Ahora ya era de noche, y Julián estaba sacando de la caja de la vieja aspiradora las bonitas figuras que Mercedes había ido comprando a lo largo de varios años. Cuando las hubo colocado dentro del portal, en los mismos lugares donde ella las situaba, cogió la figura de barro que representaba al buey y se fue con ella a la cama. Y se acostó, abatido y triste, con el buey bien apretado en su mano derecha. Al poco, decidió apagar la pequeña lámpara de la mesilla. De repente, Julián rompió a llorar. Era un llanto desconsolado porque Mercedes ya no estaba. Y se durmió.
Debió pasar un buen rato cuando Julián oyó cómo alguien abría, suavemente, la puerta de la calle.

—     ¿Mercedes? —preguntó inquieto.
—     Sí, cariño, soy yo…

Y enseguida vio aparecer a Mercedes, tan guapa como siempre había sido, que se sentó en la cama, junto a él. Se miraron con ternura, y ella se inclinó para abrazarlo y besarlo, suavemente. Eso fue todo.
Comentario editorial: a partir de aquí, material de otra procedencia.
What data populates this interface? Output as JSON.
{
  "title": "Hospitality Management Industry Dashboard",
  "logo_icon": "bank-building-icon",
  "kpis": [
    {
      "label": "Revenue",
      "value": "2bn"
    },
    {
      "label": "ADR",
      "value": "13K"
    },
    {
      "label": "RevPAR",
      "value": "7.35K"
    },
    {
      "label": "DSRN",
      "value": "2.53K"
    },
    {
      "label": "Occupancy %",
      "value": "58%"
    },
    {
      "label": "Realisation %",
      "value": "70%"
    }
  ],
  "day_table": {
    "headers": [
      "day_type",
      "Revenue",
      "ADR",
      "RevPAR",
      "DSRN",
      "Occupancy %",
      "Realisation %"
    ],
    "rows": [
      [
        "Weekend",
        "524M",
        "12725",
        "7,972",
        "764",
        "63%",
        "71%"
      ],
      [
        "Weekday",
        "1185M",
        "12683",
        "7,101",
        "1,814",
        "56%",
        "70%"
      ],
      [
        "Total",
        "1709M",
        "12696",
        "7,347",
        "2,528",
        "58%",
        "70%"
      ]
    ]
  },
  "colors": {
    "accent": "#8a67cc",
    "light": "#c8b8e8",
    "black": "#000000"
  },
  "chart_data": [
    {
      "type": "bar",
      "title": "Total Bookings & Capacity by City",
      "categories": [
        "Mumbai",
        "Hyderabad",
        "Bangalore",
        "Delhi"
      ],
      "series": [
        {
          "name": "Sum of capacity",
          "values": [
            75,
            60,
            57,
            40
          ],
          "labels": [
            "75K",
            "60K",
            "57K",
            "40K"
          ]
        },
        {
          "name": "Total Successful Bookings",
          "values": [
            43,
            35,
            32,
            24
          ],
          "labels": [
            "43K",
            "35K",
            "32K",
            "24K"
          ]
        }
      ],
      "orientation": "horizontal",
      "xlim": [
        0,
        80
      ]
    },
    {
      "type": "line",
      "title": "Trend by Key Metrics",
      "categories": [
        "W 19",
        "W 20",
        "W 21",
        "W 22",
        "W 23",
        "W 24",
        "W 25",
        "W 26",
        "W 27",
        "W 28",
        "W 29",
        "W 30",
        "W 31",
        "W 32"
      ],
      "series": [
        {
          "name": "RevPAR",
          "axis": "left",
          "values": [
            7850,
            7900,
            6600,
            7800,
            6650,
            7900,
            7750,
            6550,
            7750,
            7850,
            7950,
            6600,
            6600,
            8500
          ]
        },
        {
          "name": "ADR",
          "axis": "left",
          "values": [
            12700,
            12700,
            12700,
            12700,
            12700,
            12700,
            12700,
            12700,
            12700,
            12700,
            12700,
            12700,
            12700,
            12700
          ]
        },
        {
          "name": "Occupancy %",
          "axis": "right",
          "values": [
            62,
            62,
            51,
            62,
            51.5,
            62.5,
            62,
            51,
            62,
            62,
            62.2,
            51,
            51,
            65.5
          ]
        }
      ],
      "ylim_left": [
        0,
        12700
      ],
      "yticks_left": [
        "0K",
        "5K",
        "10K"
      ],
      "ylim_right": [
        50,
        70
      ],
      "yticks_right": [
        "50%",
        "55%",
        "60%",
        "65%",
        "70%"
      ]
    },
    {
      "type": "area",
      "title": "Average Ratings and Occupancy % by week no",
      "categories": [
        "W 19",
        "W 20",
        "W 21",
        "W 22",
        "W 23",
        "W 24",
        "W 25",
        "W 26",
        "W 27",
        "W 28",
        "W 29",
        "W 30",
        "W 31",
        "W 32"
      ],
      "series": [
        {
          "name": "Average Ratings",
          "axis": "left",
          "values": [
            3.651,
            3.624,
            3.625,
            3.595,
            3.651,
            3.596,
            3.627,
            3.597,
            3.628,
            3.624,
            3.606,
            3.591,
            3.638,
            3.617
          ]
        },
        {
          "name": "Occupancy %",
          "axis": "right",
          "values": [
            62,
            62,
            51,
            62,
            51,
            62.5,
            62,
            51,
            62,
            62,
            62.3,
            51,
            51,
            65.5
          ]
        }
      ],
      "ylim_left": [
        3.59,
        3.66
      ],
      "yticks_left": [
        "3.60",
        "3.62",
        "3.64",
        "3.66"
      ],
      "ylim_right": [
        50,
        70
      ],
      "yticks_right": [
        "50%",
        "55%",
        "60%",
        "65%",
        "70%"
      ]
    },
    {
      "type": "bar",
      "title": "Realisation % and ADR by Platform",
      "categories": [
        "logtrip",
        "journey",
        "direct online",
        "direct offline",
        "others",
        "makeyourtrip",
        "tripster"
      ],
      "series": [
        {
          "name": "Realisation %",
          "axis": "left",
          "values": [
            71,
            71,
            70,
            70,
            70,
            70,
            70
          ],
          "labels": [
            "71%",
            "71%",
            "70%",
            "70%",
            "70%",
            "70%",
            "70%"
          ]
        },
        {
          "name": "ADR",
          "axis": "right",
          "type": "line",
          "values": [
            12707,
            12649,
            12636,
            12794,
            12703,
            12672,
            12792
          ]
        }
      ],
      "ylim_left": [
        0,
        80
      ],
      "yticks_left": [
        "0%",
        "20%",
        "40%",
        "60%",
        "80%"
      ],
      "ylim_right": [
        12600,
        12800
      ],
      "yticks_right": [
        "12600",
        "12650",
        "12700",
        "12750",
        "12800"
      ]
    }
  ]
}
Tres días después, a las diez de la mañana, un brusco chorro de luz entró por la ventana del dormitorio de Julián. Eran los bomberos que, junto a un oficial del juzgado de guardia y la policía, estaban entrando en su casa, ante el aviso de su vecina Carmen, alarmada porque hacía dos días que no oía ningún ruido en casa de Julián y tampoco respondía a sus llamadas. Lo encontraron en la cama, con el rostro en paz, y con la figura del buey del Belén pegada a sus labios.